Someone Filmed as a Large Dog Attacked a Baby Monkey That Just Wanted to Drink Some Milk

  • af: Care2 Team
  • mottagare: YouTube CEO Susan Wojcicki
In the video, things start out sweet. A baby macaque appears on camera, and someone reaches in to hand-feed the young animal from a bottle. But the first warning sign is the caption text, which stated that the videographer was "feeding the baby monkey to make sure he [didn't] run away."

Then, a large dog enters the scene, aggressively lunging at the baby monkey and biting it over and over. For nearly nine minutes, the dog attacks the little creature, who desperately holds onto its milk bottle and later tries -- unsuccessfully -- to run away. As the dog repeatedly bites and catches the monkey, it screams in pain.

Then the person who filmed the video uploaded it to YouTube. And YouTube allowed this disturbing content to remain up on the site for almost a full month, collecting views and money for YouTube. The corporation finally removed the video after Newsweek flagged it as graphically violent.

Sign the petition to demand YouTube enforce stronger policies against animal abuse on its website!

YouTube states that it will not permit "violent or gory content intended to shock or disgust viewers," "content encouraging others to commit violent acts," or "videos that show humans maliciously causing an animal to experience suffering" on its site, but that's clearly not true.
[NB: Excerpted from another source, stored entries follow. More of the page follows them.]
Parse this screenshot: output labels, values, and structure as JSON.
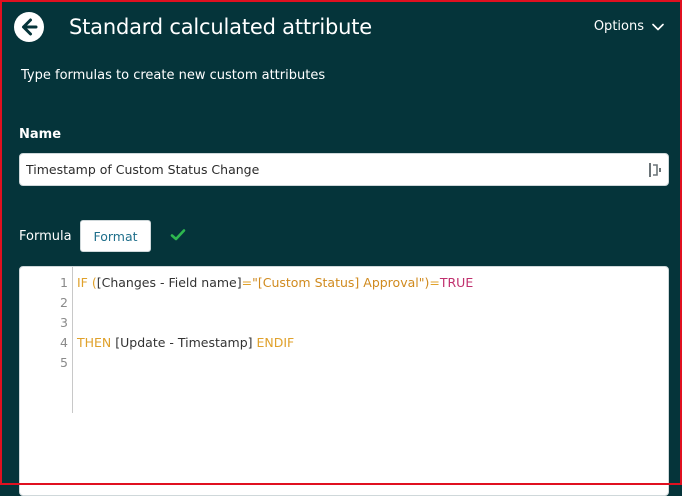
{
  "header": {
    "title": "Standard calculated attribute",
    "options_label": "Options"
  },
  "subtitle": "Type formulas to create new custom attributes",
  "name_field": {
    "label": "Name",
    "value": "Timestamp of Custom Status Change"
  },
  "formula": {
    "label": "Formula",
    "format_label": "Format",
    "valid": true,
    "line_numbers": [
      "1",
      "2",
      "3",
      "4",
      "5"
    ],
    "line1": {
      "kw_if": "IF",
      "paren_open": " (",
      "field": "[Changes - Field name]",
      "eq1": "=",
      "string": "\"[Custom Status] Approval\")",
      "eq2": "=",
      "bool": "TRUE"
    },
    "line4": {
      "kw_then": "THEN",
      "field": " [Update - Timestamp] ",
      "kw_endif": "ENDIF"
    }
  },
  "colors": {
    "background": "#05343a",
    "keyword": "#e0a12b",
    "string": "#d08a1e",
    "boolean": "#c0306e",
    "valid_check": "#2eb84f",
    "format_text": "#1f6f8b"
  },
  "icons": {
    "back": "arrow-left-circle",
    "options": "chevron-down",
    "picker": "field-picker",
    "valid": "checkmark"
  }
}
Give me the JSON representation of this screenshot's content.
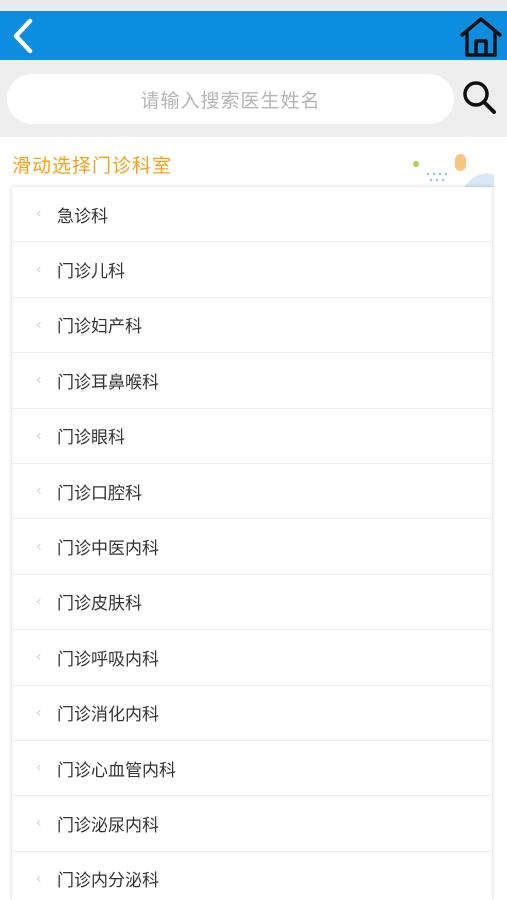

If a prominent media organization had not reached out to YouTube, would the video have been taken down yet? Or would it still be up online, circulating, gathering likes, and allowing people to delight in the torture of a young, innocent monkey?

Unfortunately, this gruesome video is not the only one of its kind on the platform. In fact, YouTube is even facing a lawsuit over its consistent failure to quickly take down videos of animal cruelty and abuse. Such content not only hurts the animals involved, but it can also encourage sadistic copycat videos -- meaning more animals will be abused in the future. Even worse, it normalizes this type of behavior, making it seem acceptable to intentionally harm innocent creatures. And, on top of that, for every animal torture video that YouTube allows on its platform, the company makes money.

YouTube obviously must do more to protect animals. There can be no place for videos like this one -- in which a baby macaque is attacked at length -- on YouTube. The social media corporation must stop monetizing animal abuse and must implement stricter standards to take down such heinous videos!